Obama gets a gold star because in the end you have slightly lower prices in the short run and the same or higher prices in the long run. I imagine that a gas tax holiday would lower prices for a couple months (at most) and shortly there after we would be back to the same (if not higher) price we are today. The price will go back up because our demand of gasoline will likely not decrease from present levels, additionally when the price goes down we will likely see an increase in demand since the price is lower.
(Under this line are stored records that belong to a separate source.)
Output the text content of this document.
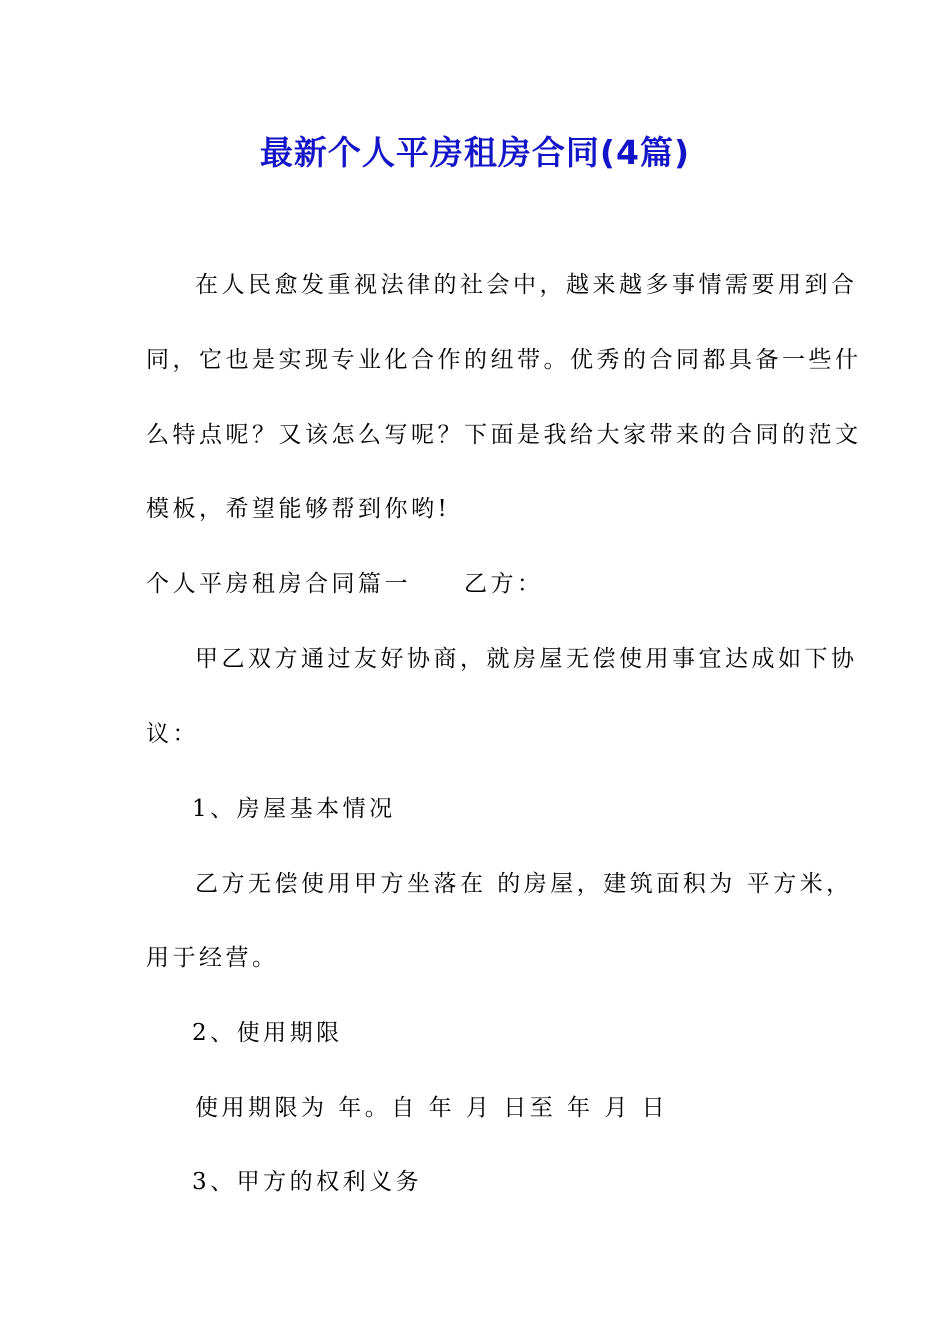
最新个人平房租房合同(4篇)
在人民愈发重视法律的社会中，越来越多事情需要用到合
同，它也是实现专业化合作的纽带。优秀的合同都具备一些什
么特点呢？又该怎么写呢？下面是我给大家带来的合同的范文
模板，希望能够帮到你哟!
个人平房租房合同篇一　　乙方：
甲乙双方通过友好协商，就房屋无偿使用事宜达成如下协
议：
1、房屋基本情况
乙方无偿使用甲方坐落在 的房屋，建筑面积为 平方米，
用于经营。
2、使用期限
使用期限为 年。自 年 月 日至 年 月 日
3、甲方的权利义务
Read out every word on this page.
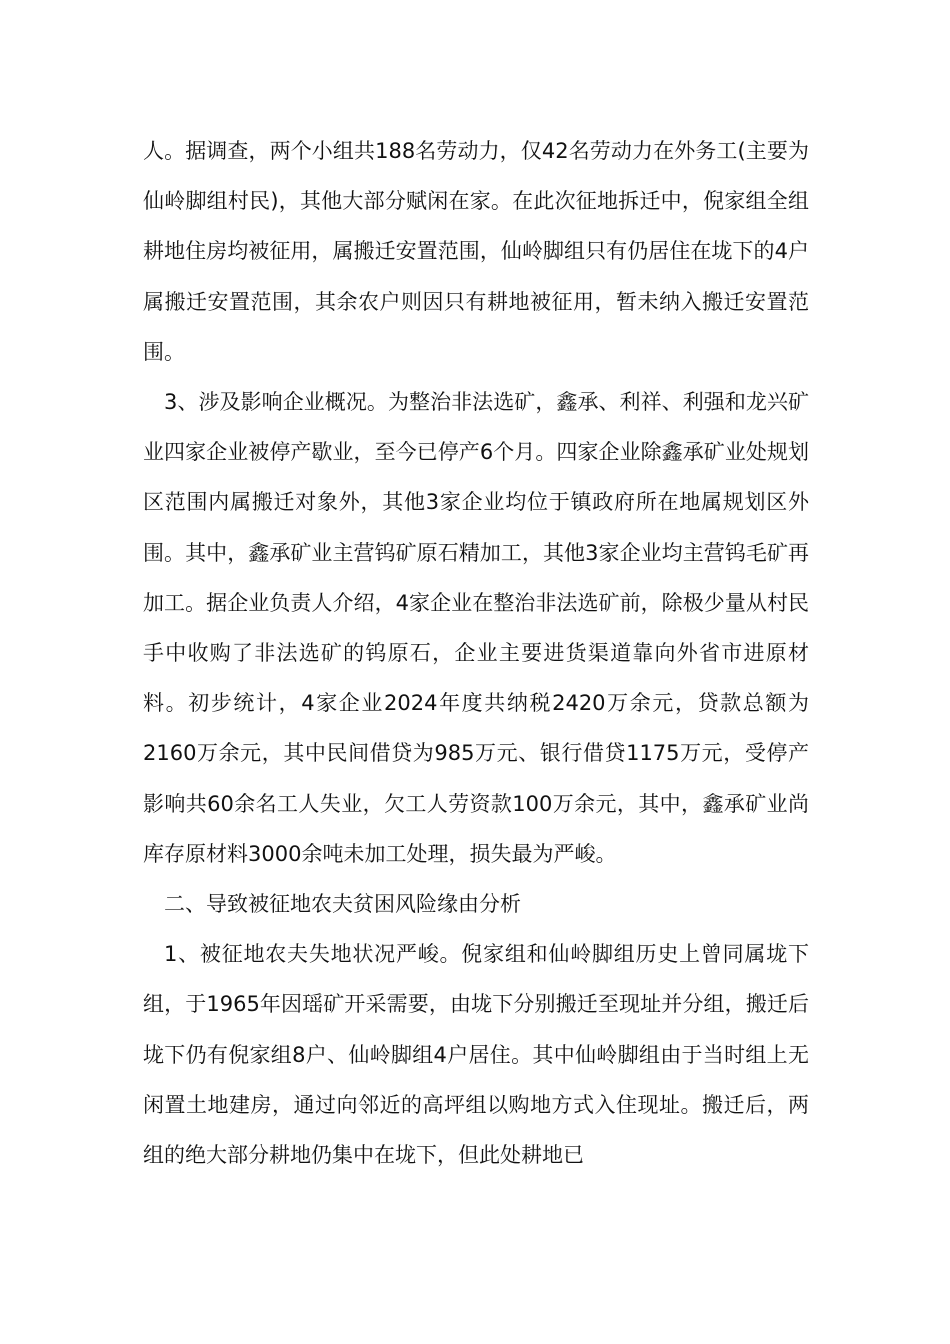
人。据调查，两个小组共188名劳动力，仅42名劳动力在外务工(主要为仙岭脚组村民)，其他大部分赋闲在家。在此次征地拆迁中，倪家组全组耕地住房均被征用，属搬迁安置范围，仙岭脚组只有仍居住在垅下的4户属搬迁安置范围，其余农户则因只有耕地被征用，暂未纳入搬迁安置范围。

3、涉及影响企业概况。为整治非法选矿，鑫承、利祥、利强和龙兴矿业四家企业被停产歇业，至今已停产6个月。四家企业除鑫承矿业处规划区范围内属搬迁对象外，其他3家企业均位于镇政府所在地属规划区外围。其中，鑫承矿业主营钨矿原石精加工，其他3家企业均主营钨毛矿再加工。据企业负责人介绍，4家企业在整治非法选矿前，除极少量从村民手中收购了非法选矿的钨原石，企业主要进货渠道靠向外省市进原材料。初步统计，4家企业2024年度共纳税2420万余元，贷款总额为2160万余元，其中民间借贷为985万元、银行借贷1175万元，受停产影响共60余名工人失业，欠工人劳资款100万余元，其中，鑫承矿业尚库存原材料3000余吨未加工处理，损失最为严峻。

二、导致被征地农夫贫困风险缘由分析

1、被征地农夫失地状况严峻。倪家组和仙岭脚组历史上曾同属垅下组，于1965年因瑶矿开采需要，由垅下分别搬迁至现址并分组，搬迁后垅下仍有倪家组8户、仙岭脚组4户居住。其中仙岭脚组由于当时组上无闲置土地建房，通过向邻近的高坪组以购地方式入住现址。搬迁后，两组的绝大部分耕地仍集中在垅下，但此处耕地已
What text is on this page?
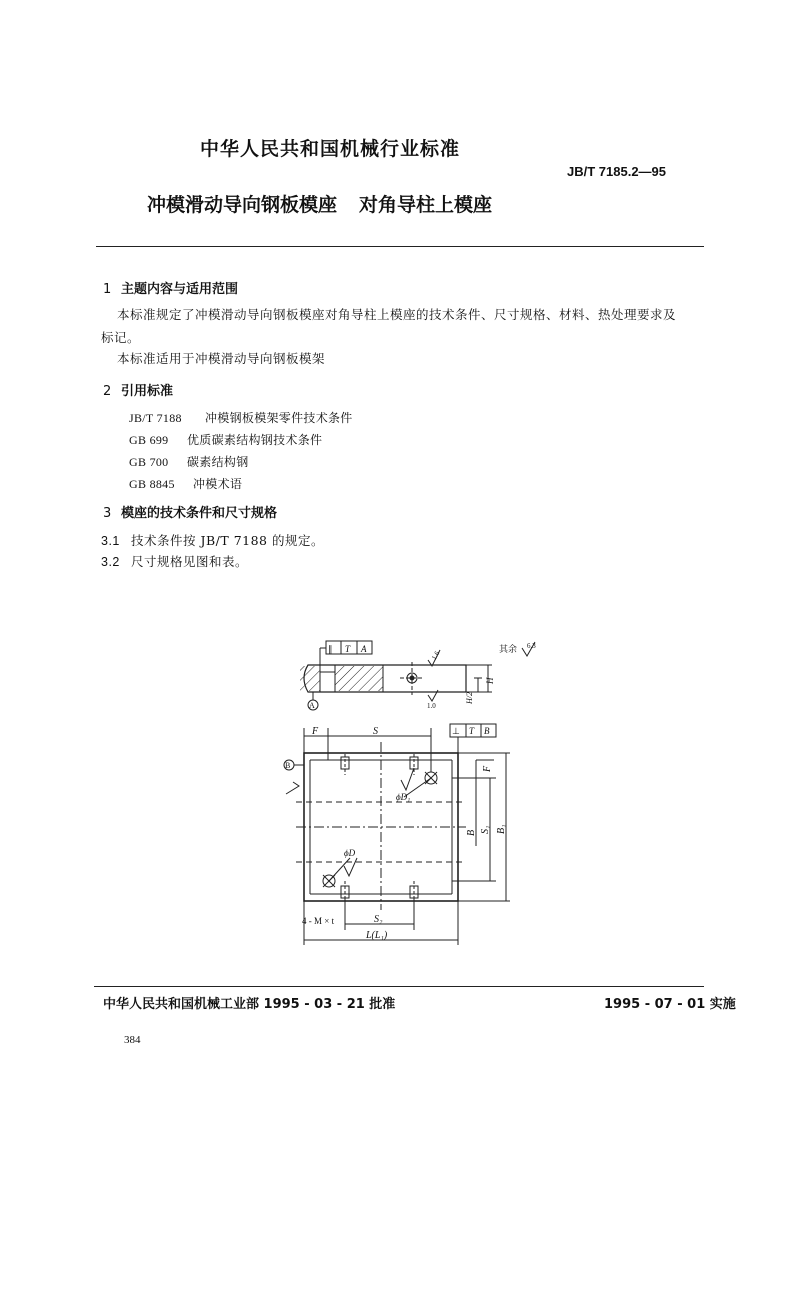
中华人民共和国机械行业标准
JB/T 7185.2—95
冲模滑动导向钢板模座 对角导柱上模座
1 主题内容与适用范围
本标准规定了冲模滑动导向钢板模座对角导柱上模座的技术条件、尺寸规格、材料、热处理要求及
标记。
本标准适用于冲模滑动导向钢板模架
2 引用标准
JB/T 7188 冲模钢板模架零件技术条件
GB 699 优质碳素结构钢技术条件
GB 700 碳素结构钢
GB 8845 冲模术语
3 模座的技术条件和尺寸规格
3.1 技术条件按 JB/T 7188 的规定。
3.2 尺寸规格见图和表。
其余 6.3
∥ T A
⊥ T B
A
B
1.6
1.0
H
H/2
F	S
F
B S₁ B₁
ϕD₁
ϕD
S₂
L(L₁)
4 - M × t
中华人民共和国机械工业部 1995 - 03 - 21 批准	1995 - 07 - 01 实施
384
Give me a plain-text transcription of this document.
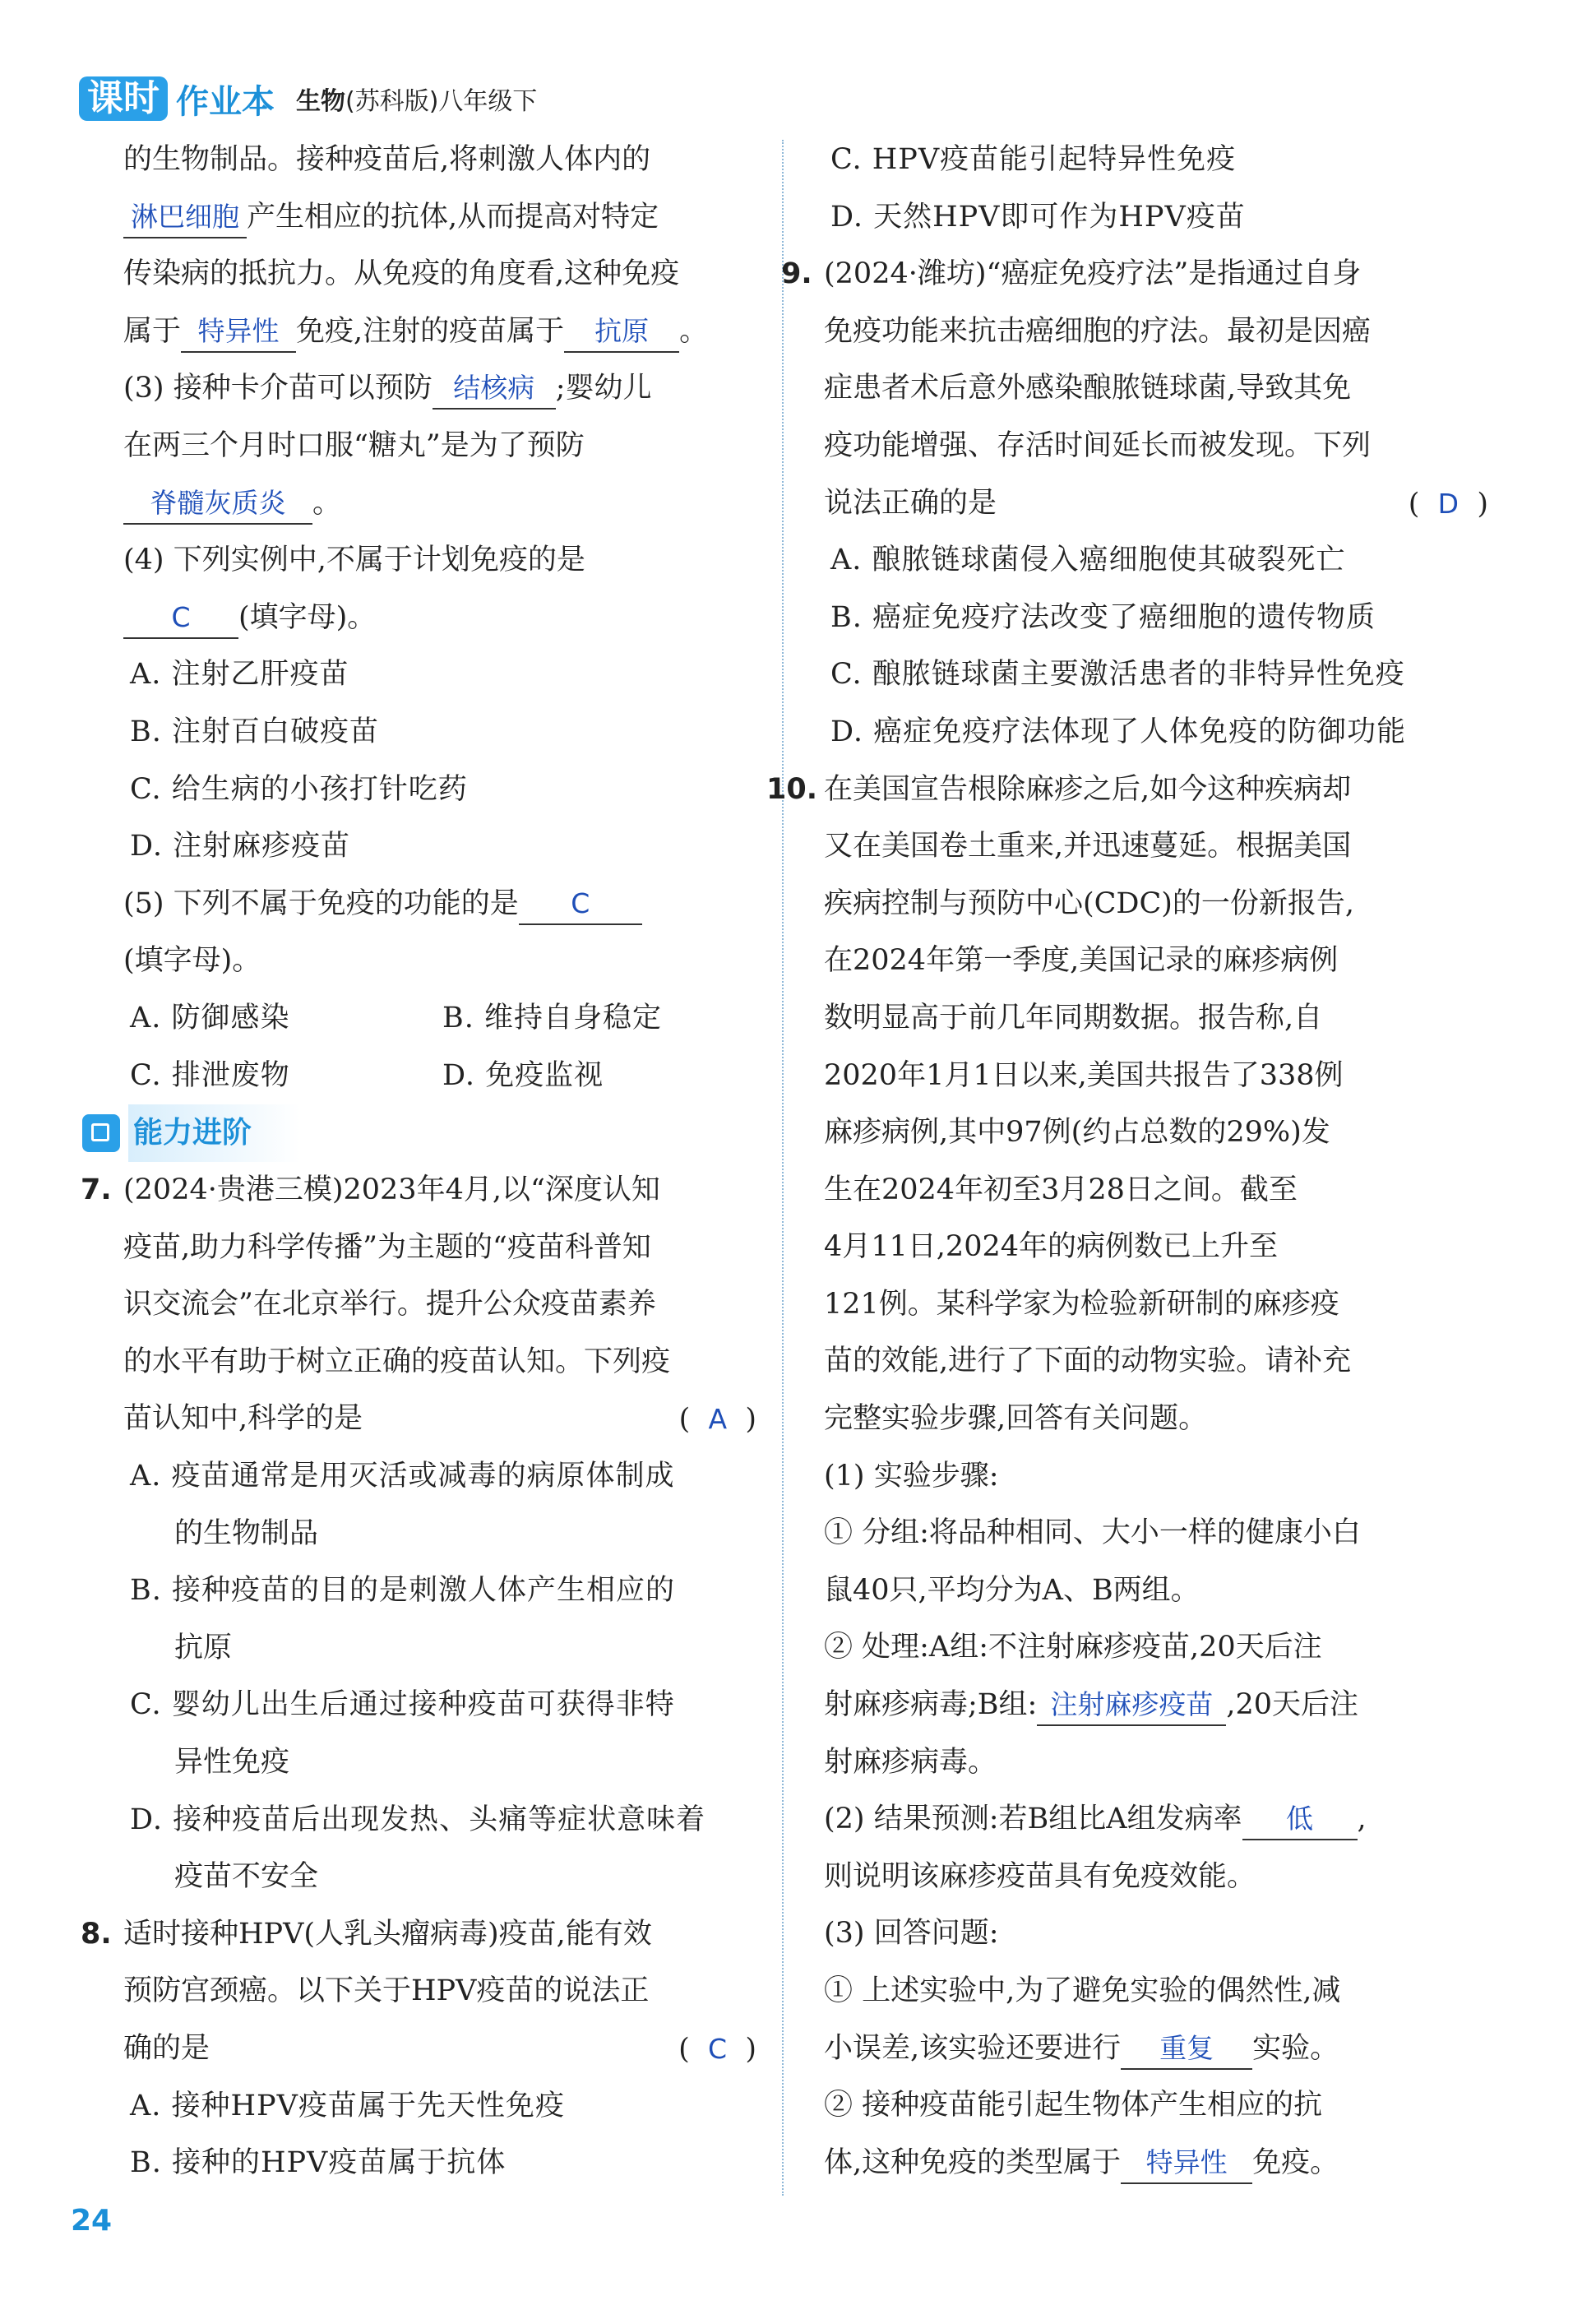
课时 作业本 生物(苏科版)八年级下
的生物制品。接种疫苗后,将刺激人体内的
淋巴细胞 产生相应的抗体,从而提高对特定
传染病的抵抗力。从免疫的角度看,这种免疫
属于 特异性 免疫,注射的疫苗属于 抗原 。
(3) 接种卡介苗可以预防 结核病 ;婴幼儿
在两三个月时口服“糖丸”是为了预防
脊髓灰质炎 。
(4) 下列实例中,不属于计划免疫的是
C (填字母)。
A. 注射乙肝疫苗
B. 注射百白破疫苗
C. 给生病的小孩打针吃药
D. 注射麻疹疫苗
(5) 下列不属于免疫的功能的是 C
(填字母)。
A. 防御感染	B. 维持自身稳定
C. 排泄废物	D. 免疫监视
能力进阶
7. (2024·贵港三模)2023年4月,以“深度认知
疫苗,助力科学传播”为主题的“疫苗科普知
识交流会”在北京举行。提升公众疫苗素养
的水平有助于树立正确的疫苗认知。下列疫
苗认知中,科学的是	(  A  )
A. 疫苗通常是用灭活或减毒的病原体制成
的生物制品
B. 接种疫苗的目的是刺激人体产生相应的
抗原
C. 婴幼儿出生后通过接种疫苗可获得非特
异性免疫
D. 接种疫苗后出现发热、头痛等症状意味着
疫苗不安全
8. 适时接种HPV(人乳头瘤病毒)疫苗,能有效
预防宫颈癌。以下关于HPV疫苗的说法正
确的是	(  C  )
A. 接种HPV疫苗属于先天性免疫
B. 接种的HPV疫苗属于抗体
C. HPV疫苗能引起特异性免疫
D. 天然HPV即可作为HPV疫苗
9. (2024·潍坊)“癌症免疫疗法”是指通过自身
免疫功能来抗击癌细胞的疗法。最初是因癌
症患者术后意外感染酿脓链球菌,导致其免
疫功能增强、存活时间延长而被发现。下列
说法正确的是	(  D  )
A. 酿脓链球菌侵入癌细胞使其破裂死亡
B. 癌症免疫疗法改变了癌细胞的遗传物质
C. 酿脓链球菌主要激活患者的非特异性免疫
D. 癌症免疫疗法体现了人体免疫的防御功能
10. 在美国宣告根除麻疹之后,如今这种疾病却
又在美国卷土重来,并迅速蔓延。根据美国
疾病控制与预防中心(CDC)的一份新报告,
在2024年第一季度,美国记录的麻疹病例
数明显高于前几年同期数据。报告称,自
2020年1月1日以来,美国共报告了338例
麻疹病例,其中97例(约占总数的29%)发
生在2024年初至3月28日之间。截至
4月11日,2024年的病例数已上升至
121例。某科学家为检验新研制的麻疹疫
苗的效能,进行了下面的动物实验。请补充
完整实验步骤,回答有关问题。
(1) 实验步骤:
① 分组:将品种相同、大小一样的健康小白
鼠40只,平均分为A、B两组。
② 处理:A组:不注射麻疹疫苗,20天后注
射麻疹病毒;B组: 注射麻疹疫苗 ,20天后注
射麻疹病毒。
(2) 结果预测:若B组比A组发病率 低 ,
则说明该麻疹疫苗具有免疫效能。
(3) 回答问题:
① 上述实验中,为了避免实验的偶然性,减
小误差,该实验还要进行 重复 实验。
② 接种疫苗能引起生物体产生相应的抗
体,这种免疫的类型属于 特异性 免疫。
24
Also, we must not forget that we would be out millons/billons in tax revenue. At this point I don’t think the government has the cash to lose. We need it for Iraq, the helping our neighbors with the global food crisis and to help the people effected by disaster in Myanmar. So there are plenty better ways to spend the gas tax than on our poor oil addiction.
Interestingly (but not surprisingly) the effects of higher gas prices are causing increasing demand on smaller cars, which is a prime example of cross price elasticity of demand. Greg Mankiw’s blog has an example of this in a NYT article and how camels are making a comeback. He knows his stuff, is a Harvard prof and has a decent economics blog. He also wrote the text book for my macro class in college, it’s one of the few text books I didn’t sell after graduation.